Failed Linux MD RAID devices. That’s what I got to deal with yesterday. The ext3 file system produced scary errors and remounted the file system as read-only. A quick look at /proc/mdstat showed

# cat /proc/mdstat
Personalities : [raid1] [raid5]
md1 : active raid5 sdi1[8] sdh1[7] sdg1[6] sdf1[5] sde1[4] sdd1[3] sdc1[2] sda1[0]
645136128 blocks level 5, 256k chunk, algorithm 2 [10/8] [U_UUUUUUU_]


That’s bad.  The second hard drive had failed in a RAID 5 array with no spares.  Our mission, get the data back as best we can.

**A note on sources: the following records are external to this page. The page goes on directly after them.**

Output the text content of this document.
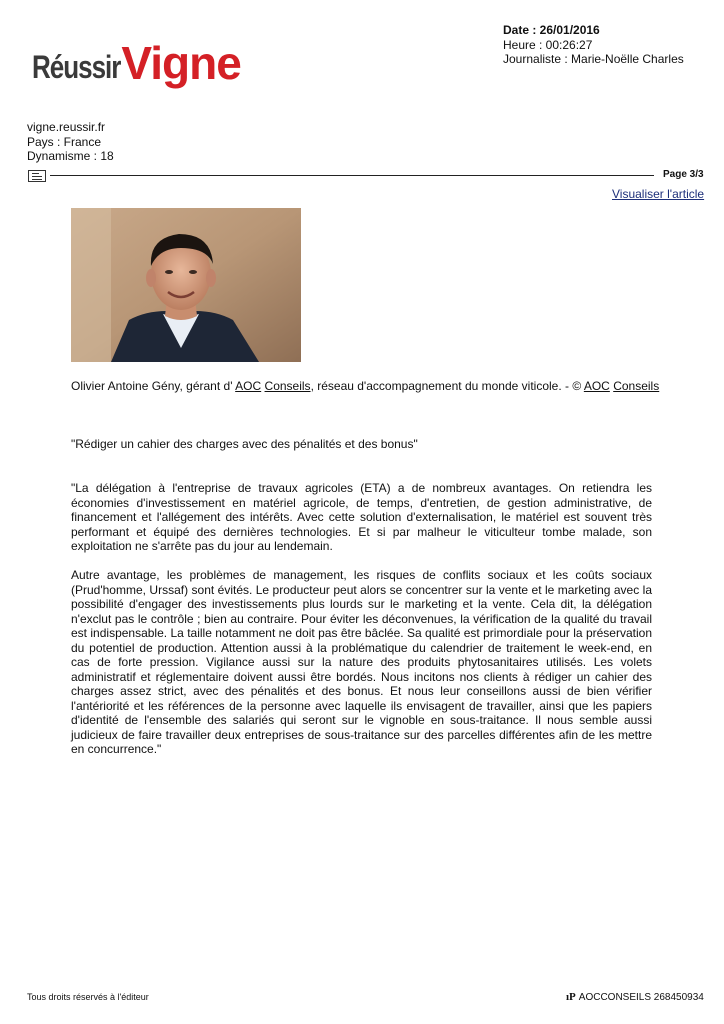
RéussirVigne
Date : 26/01/2016
Heure : 00:26:27
Journaliste : Marie-Noëlle Charles
vigne.reussir.fr
Pays : France
Dynamisme : 18
Page 3/3
Visualiser l'article
Olivier Antoine Gény, gérant d' AOC Conseils, réseau d'accompagnement du monde viticole. - © AOC Conseils
"Rédiger un cahier des charges avec des pénalités et des bonus"

"La délégation à l'entreprise de travaux agricoles (ETA) a de nombreux avantages. On retiendra les économies d'investissement en matériel agricole, de temps, d'entretien, de gestion administrative, de financement et l'allégement des intérêts. Avec cette solution d'externalisation, le matériel est souvent très performant et équipé des dernières technologies. Et si par malheur le viticulteur tombe malade, son exploitation ne s'arrête pas du jour au lendemain.

Autre avantage, les problèmes de management, les risques de conflits sociaux et les coûts sociaux (Prud'homme, Urssaf) sont évités. Le producteur peut alors se concentrer sur la vente et le marketing avec la possibilité d'engager des investissements plus lourds sur le marketing et la vente. Cela dit, la délégation n'exclut pas le contrôle ; bien au contraire. Pour éviter les déconvenues, la vérification de la qualité du travail est indispensable. La taille notamment ne doit pas être bâclée. Sa qualité est primordiale pour la préservation du potentiel de production. Attention aussi à la problématique du calendrier de traitement le week-end, en cas de forte pression. Vigilance aussi sur la nature des produits phytosanitaires utilisés. Les volets administratif et réglementaire doivent aussi être bordés. Nous incitons nos clients à rédiger un cahier des charges assez strict, avec des pénalités et des bonus. Et nous leur conseillons aussi de bien vérifier l'antériorité et les références de la personne avec laquelle ils envisagent de travailler, ainsi que les papiers d'identité de l'ensemble des salariés qui seront sur le vignoble en sous-traitance. Il nous semble aussi judicieux de faire travailler deux entreprises de sous-traitance sur des parcelles différentes afin de les mettre en concurrence."

Tous droits réservés à l'éditeur	ıP AOCCONSEILS 268450934
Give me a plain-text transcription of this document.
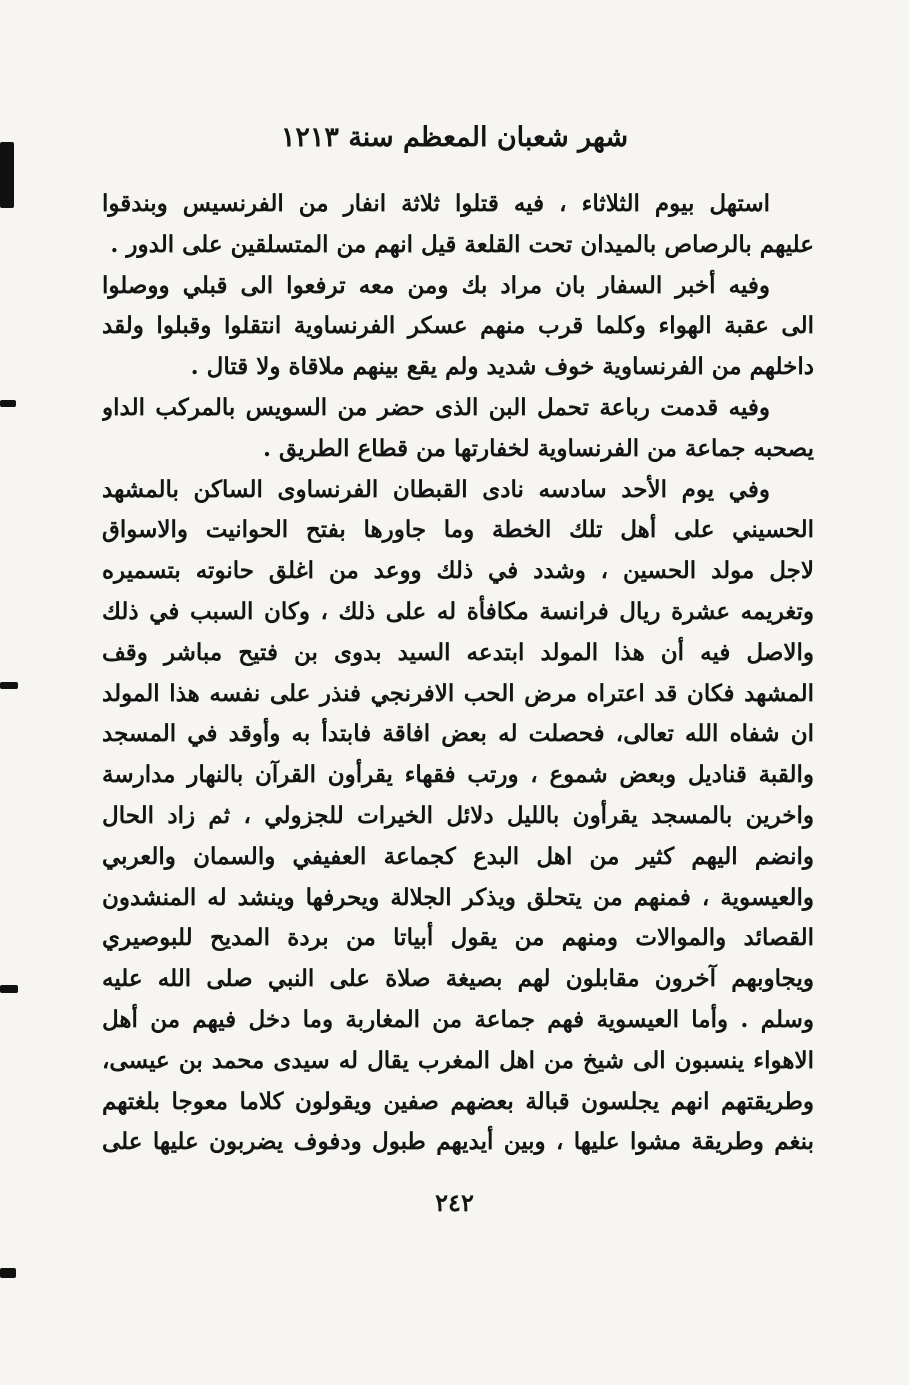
شهر شعبان المعظم سنة ١٢١٣
استهل بيوم الثلاثاء ، فيه قتلوا ثلاثة انفار من الفرنسيس وبندقوا
عليهم بالرصاص بالميدان تحت القلعة قيل انهم من المتسلقين على الدور .
وفيه أخبر السفار بان مراد بك ومن معه ترفعوا الى قبلي ووصلوا
الى عقبة الهواء وكلما قرب منهم عسكر الفرنساوية انتقلوا وقبلوا ولقد
داخلهم من الفرنساوية خوف شديد ولم يقع بينهم ملاقاة ولا قتال .
وفيه قدمت رباعة تحمل البن الذى حضر من السويس بالمركب الداو
يصحبه جماعة من الفرنساوية لخفارتها من قطاع الطريق .
وفي يوم الأحد سادسه نادى القبطان الفرنساوى الساكن بالمشهد
الحسيني على أهل تلك الخطة وما جاورها بفتح الحوانيت والاسواق
لاجل مولد الحسين ، وشدد في ذلك ووعد من اغلق حانوته بتسميره
وتغريمه عشرة ريال فرانسة مكافأة له على ذلك ، وكان السبب في ذلك
والاصل فيه أن هذا المولد ابتدعه السيد بدوى بن فتيح مباشر وقف
المشهد فكان قد اعتراه مرض الحب الافرنجي فنذر على نفسه هذا المولد
ان شفاه الله تعالى، فحصلت له بعض افاقة فابتدأ به وأوقد في المسجد
والقبة قناديل وبعض شموع ، ورتب فقهاء يقرأون القرآن بالنهار مدارسة
واخرين بالمسجد يقرأون بالليل دلائل الخيرات للجزولي ، ثم زاد الحال
وانضم اليهم كثير من اهل البدع كجماعة العفيفي والسمان والعربي
والعيسوية ، فمنهم من يتحلق ويذكر الجلالة ويحرفها وينشد له المنشدون
القصائد والموالات ومنهم من يقول أبياتا من بردة المديح للبوصيري
ويجاوبهم آخرون مقابلون لهم بصيغة صلاة على النبي صلى الله عليه
وسلم . وأما العيسوية فهم جماعة من المغاربة وما دخل فيهم من أهل
الاهواء ينسبون الى شيخ من اهل المغرب يقال له سيدى محمد بن عيسى،
وطريقتهم انهم يجلسون قبالة بعضهم صفين ويقولون كلاما معوجا بلغتهم
بنغم وطريقة مشوا عليها ، وبين أيديهم طبول ودفوف يضربون عليها على
٢٤٢
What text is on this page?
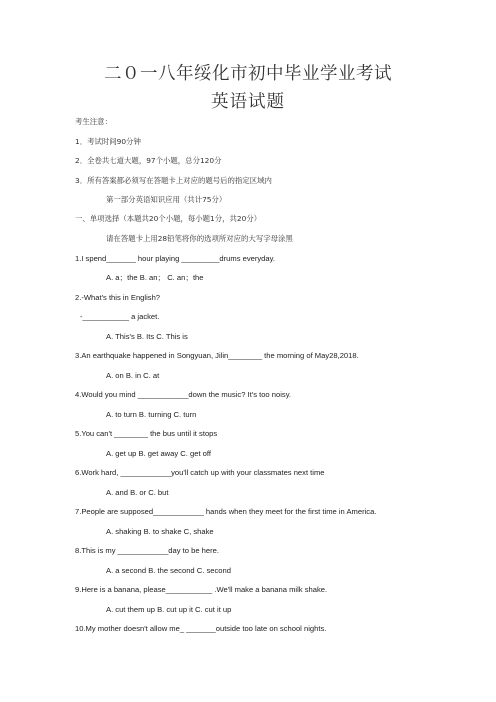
二０一八年绥化市初中毕业学业考试
英语试题
考生注意：
1．考试时间90分钟
2．全卷共七道大题，97个小题，总分120分
3．所有答案都必须写在答题卡上对应的题号后的指定区域内
第一部分英语知识应用（共计75分）
一、单项选择（本题共20个小题，每小题1分，共20分）
请在答题卡上用28铅笔将你的选项所对应的大写字母涂黑
1.I spend_______ hour playing _________drums everyday.
A. a；the B. an； C. an；the
2.-What's this in English?
-___________ a jacket.
A. This's B. Its C. This is
3.An earthquake happened in Songyuan, Jilin________ the morning of May28,2018.
A. on B. in C. at
4.Would you mind ____________down the music? It's too noisy.
A. to turn B. turning C. turn
5.You can't ________ the bus until it stops
A. get up B. get away C. get off
6.Work hard, ____________you'll catch up with your classmates next time
A. and B. or C. but
7.People are supposed____________ hands when they meet for the first time in America.
A. shaking B. to shake C, shake
8.This is my ____________day to be here.
A. a second B. the second C. second
9.Here is a banana, please___________ .We'll make a banana milk shake.
A. cut them up B. cut up it C. cut it up
10.My mother doesn't allow me_ _______outside too late on school nights.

This was a fileserver that was in use.  I pulled emergency maintenance and rebooted the server into single user mode for safety.  After the reboot /dev/md1 was listed as inactive.  There were not enough working devices to bring up the array.  Obviously, it wasn’t mounted either.  This was exactly where I wanted to be.  (You could also unmount the broken file system and use mdadm --stop /dev/md1 to stop the array.)

Next, use mdadm to force assemble the array.

# mdadm --assemble --force /dev/md1
mdadm: forcing event count in /dev/sdb1 from X to Y


Now that should bring the array online.  The event counter for /dev/sdb1 was the least out of date and mdadm just fudged it.  This means we have introduced corruption.  Once the second device fails, its not long before the array fails.  So, provided that you bring back the second failed disk (not the first which failed 3 years ago, right?) you should introduce minimal corruption.  However, you now have a working array.

Next, we back up the array.  Mount /dev/md1 as a read-only file system.  Use rsync or another tool to copy off the data.  Don’t try to add more disks and rebuild the array before you back it up.

Our mission is accomplished.  We have data.